A single serine to alanine substitution decreases bicarbonate affinity of phosphoenolpyruvate carboxylase in C(4)Flaveria trinervia

Phosphoenolpyruvate (PEP) carboxylase (PEPc) catalyzes the first committed step of C(4) photosynthesis generating oxaloacetate from bicarbonate (HCO(3)(−)) and PEP. It is hypothesized that PEPc affinity for HCO(3)(−) has undergone selective pressure for a lower K(HCO3) (K(m) for HCO(3)(−)) to increase the carbon flux entering the C(4) cycle, particularly during conditions that limit CO(2) availability. However, the decrease in K(HCO3) has been hypothesized to cause an unavoidable increase in K(PEP) (K(m) for PEP).

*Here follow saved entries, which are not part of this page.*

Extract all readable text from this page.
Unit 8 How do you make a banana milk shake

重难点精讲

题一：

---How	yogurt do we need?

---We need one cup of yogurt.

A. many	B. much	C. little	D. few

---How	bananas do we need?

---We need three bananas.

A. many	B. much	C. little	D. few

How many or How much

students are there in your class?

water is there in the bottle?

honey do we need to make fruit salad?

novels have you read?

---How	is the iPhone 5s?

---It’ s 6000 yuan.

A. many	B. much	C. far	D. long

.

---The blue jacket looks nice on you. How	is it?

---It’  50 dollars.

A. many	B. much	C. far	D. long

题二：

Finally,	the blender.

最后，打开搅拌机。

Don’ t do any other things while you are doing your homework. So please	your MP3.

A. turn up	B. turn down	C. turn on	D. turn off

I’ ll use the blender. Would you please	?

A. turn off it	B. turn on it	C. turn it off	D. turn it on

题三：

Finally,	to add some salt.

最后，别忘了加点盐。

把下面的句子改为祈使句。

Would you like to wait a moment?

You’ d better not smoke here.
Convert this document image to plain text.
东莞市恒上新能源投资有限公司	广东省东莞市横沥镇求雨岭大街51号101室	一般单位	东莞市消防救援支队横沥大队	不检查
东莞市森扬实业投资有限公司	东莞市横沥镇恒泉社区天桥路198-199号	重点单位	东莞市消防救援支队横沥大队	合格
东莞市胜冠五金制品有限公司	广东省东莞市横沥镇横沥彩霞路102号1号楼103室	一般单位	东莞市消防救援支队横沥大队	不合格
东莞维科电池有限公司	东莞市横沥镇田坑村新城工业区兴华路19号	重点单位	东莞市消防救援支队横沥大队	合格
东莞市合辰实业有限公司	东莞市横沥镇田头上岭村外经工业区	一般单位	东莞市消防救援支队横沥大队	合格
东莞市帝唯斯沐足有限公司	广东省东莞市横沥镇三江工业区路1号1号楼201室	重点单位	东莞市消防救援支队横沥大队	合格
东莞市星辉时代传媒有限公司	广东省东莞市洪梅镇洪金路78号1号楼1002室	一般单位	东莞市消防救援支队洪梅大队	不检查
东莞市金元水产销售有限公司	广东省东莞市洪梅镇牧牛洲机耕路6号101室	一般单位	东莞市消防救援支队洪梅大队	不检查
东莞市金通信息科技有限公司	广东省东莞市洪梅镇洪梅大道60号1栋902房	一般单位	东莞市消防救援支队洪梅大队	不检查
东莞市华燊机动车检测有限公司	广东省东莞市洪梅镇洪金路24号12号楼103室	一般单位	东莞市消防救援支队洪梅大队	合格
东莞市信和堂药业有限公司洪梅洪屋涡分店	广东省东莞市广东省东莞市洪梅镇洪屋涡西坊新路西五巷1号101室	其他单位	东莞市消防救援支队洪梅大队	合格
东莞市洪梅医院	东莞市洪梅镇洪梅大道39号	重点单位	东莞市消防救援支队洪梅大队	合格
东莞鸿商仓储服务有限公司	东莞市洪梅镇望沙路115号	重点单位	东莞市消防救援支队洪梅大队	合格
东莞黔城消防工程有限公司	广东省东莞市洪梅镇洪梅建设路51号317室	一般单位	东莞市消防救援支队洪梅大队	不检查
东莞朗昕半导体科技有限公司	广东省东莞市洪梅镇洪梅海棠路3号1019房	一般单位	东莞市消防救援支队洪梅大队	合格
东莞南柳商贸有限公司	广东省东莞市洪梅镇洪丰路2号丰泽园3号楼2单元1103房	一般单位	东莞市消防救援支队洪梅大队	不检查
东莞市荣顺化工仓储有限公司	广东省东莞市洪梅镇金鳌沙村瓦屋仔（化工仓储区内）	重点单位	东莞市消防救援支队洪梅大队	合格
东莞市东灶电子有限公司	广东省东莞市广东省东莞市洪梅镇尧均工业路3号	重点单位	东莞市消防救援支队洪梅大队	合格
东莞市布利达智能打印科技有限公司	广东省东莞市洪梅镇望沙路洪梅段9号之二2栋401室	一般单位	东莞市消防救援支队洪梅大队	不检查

Therefore, the amino acid residue S774 in the C(4) enzyme, which has been shown to increase K(PEP), should lead to a decrease in K(HCO3). Several studies reported the effect S774 has on K(PEP); however, the influence of this amino acid substitution on K(HCO3) has not been tested. To test these hypotheses, membrane-inlet mass spectrometry (MIMS) was used to measure the K(HCO3) of the photosynthetic PEPc from the C(4)Flaveria trinervia and the non-photosynthetic PEPc from the C(3)F. pringlei. The cDNAs for these enzymes were overexpressed and purified from the PEPc-less PCR1 Escherichia coli strain. Our work in comparison with previous reports suggests that K(HCO3) and K(PEP) are linked by specific amino acids, such as S774; however, these kinetic parameters respond differently to the tested allosteric regulators, malate and glucose-6-phosphate.